While you're giving lessons on critical thinking, that's a straw-man argument. Floyd Norris didn't claim causality. The start date of recessions is only known after the fact. So it's legitimate to look for indicators that a recession may be underway or imminent -- and this is not a bad one. If your real purpose is to deny the possibility of a recession, you have lots of other indicators and statistics you can point to to show that this time it's different.

Nova Law

Barry Ritholtz's usual modus operandi is to look for any news which reinforces his bearish orientation.

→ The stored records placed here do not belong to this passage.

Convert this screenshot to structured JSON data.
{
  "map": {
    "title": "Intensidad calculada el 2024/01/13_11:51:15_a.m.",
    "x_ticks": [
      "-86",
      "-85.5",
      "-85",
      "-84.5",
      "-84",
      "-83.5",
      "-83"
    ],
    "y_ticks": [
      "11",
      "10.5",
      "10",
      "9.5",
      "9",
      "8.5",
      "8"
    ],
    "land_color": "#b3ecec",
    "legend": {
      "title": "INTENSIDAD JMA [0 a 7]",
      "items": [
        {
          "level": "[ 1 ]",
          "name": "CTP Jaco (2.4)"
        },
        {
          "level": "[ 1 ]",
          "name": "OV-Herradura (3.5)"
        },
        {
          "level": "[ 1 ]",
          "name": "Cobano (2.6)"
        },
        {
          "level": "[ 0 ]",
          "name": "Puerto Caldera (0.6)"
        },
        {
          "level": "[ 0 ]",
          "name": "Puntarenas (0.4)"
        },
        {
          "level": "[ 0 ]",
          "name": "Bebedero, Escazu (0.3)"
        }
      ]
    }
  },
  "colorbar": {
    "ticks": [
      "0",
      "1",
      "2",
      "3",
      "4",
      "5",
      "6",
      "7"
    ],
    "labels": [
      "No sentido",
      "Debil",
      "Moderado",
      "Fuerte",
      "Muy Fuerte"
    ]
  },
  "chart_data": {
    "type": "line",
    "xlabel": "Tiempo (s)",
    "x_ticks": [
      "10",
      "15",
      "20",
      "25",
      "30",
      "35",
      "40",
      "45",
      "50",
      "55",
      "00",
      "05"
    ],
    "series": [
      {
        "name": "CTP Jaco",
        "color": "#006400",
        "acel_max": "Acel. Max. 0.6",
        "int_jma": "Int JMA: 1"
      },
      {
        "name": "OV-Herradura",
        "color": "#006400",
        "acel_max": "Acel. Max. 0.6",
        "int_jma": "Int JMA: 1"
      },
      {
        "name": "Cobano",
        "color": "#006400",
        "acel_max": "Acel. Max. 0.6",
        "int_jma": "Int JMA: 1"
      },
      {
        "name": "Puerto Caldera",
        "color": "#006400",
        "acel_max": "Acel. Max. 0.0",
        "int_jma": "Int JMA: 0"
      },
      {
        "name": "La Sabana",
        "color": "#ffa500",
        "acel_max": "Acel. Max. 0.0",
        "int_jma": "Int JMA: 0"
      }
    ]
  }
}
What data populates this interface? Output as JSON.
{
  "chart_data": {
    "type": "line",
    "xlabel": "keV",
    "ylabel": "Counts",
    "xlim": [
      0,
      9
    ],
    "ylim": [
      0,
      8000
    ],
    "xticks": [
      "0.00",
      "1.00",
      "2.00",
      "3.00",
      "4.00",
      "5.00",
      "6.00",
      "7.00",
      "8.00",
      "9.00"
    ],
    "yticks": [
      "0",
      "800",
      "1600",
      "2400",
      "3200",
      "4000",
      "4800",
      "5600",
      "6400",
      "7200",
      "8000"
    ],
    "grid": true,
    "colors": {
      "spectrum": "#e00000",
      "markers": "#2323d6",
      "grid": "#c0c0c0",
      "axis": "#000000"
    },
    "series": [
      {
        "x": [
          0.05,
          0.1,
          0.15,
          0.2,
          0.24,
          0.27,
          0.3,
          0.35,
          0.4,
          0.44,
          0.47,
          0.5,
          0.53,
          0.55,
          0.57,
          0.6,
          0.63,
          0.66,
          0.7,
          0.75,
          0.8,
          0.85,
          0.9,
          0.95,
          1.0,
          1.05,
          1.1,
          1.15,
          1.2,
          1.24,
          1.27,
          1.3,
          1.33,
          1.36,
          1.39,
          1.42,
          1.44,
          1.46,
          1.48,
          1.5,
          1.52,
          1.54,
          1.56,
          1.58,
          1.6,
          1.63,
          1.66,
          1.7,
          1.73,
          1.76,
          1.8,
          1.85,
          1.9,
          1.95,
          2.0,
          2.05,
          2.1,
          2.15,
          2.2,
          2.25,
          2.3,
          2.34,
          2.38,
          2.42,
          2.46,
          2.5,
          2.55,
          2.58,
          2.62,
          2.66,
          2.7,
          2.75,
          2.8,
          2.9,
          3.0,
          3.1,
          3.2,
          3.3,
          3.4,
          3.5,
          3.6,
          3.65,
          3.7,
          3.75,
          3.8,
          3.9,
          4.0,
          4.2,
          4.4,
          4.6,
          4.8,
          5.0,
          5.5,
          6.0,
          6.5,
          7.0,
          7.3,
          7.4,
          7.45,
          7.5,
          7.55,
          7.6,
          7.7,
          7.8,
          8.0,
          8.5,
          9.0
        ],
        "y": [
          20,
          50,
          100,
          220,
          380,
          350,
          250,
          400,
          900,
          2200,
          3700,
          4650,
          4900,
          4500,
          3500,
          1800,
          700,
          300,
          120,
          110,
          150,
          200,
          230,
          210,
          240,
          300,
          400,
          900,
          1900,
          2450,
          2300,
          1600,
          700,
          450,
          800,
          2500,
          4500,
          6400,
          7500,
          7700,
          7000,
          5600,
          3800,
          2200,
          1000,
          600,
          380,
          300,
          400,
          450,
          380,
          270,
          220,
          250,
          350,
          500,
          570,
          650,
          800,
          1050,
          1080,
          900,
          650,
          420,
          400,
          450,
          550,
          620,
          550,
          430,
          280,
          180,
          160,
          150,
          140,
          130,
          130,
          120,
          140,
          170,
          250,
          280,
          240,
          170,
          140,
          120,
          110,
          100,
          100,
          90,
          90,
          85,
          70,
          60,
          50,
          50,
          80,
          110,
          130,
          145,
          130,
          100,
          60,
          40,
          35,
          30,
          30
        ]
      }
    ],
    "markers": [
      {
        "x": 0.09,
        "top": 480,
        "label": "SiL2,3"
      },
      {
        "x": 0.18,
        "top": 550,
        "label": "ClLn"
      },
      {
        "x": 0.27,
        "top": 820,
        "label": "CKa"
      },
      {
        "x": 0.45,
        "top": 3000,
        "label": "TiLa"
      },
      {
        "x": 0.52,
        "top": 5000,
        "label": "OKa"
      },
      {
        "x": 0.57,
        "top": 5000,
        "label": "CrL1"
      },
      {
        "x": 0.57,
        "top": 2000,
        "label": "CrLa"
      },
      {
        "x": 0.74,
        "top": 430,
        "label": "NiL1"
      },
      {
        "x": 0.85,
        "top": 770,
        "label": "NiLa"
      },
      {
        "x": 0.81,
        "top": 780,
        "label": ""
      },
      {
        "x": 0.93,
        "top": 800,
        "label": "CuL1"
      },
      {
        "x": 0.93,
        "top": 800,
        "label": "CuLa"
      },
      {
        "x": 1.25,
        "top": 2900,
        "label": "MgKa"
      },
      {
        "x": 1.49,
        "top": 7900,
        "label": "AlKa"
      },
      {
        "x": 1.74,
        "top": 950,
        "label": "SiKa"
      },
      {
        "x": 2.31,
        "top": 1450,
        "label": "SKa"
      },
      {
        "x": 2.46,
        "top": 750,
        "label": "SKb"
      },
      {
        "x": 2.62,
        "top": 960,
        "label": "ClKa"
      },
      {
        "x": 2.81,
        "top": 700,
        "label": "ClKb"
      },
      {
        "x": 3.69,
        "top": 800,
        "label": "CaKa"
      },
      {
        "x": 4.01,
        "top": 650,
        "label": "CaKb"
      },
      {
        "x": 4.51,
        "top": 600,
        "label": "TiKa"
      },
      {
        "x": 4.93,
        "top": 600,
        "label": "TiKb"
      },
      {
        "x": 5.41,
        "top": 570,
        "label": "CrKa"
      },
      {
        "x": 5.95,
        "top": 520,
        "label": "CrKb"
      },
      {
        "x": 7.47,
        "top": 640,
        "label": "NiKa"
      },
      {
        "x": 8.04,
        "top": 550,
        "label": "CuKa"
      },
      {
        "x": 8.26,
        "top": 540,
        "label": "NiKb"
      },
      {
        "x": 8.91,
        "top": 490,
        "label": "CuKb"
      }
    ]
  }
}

You should not be surprised when he trumpets any tidbit which can be used to describe the glass as "half empty."

RB

On the one hand, we have the wizards on Wall Street proclaiming a bottoming of housing, perhaps from their years of experience in dealing with highly liquid assets or because they did not step away from their keyboards looking for homes to buy. On the other hand, there are the same builder CEOs who are much more candid away from earnings calls.
http://paper-money.blogspot.com/2007/02/2007-goldman-sachs-housing-conference.html

Perhaps the expert with the ouija board is right after all -- after all demand doesn't care about mundane things such as pricing or affordability. I'll instead conclude that CEOs aren't that optimistic after all and that Goldman Sachs' Jan Hatzius is the biggest doom-and-gloomer of them all.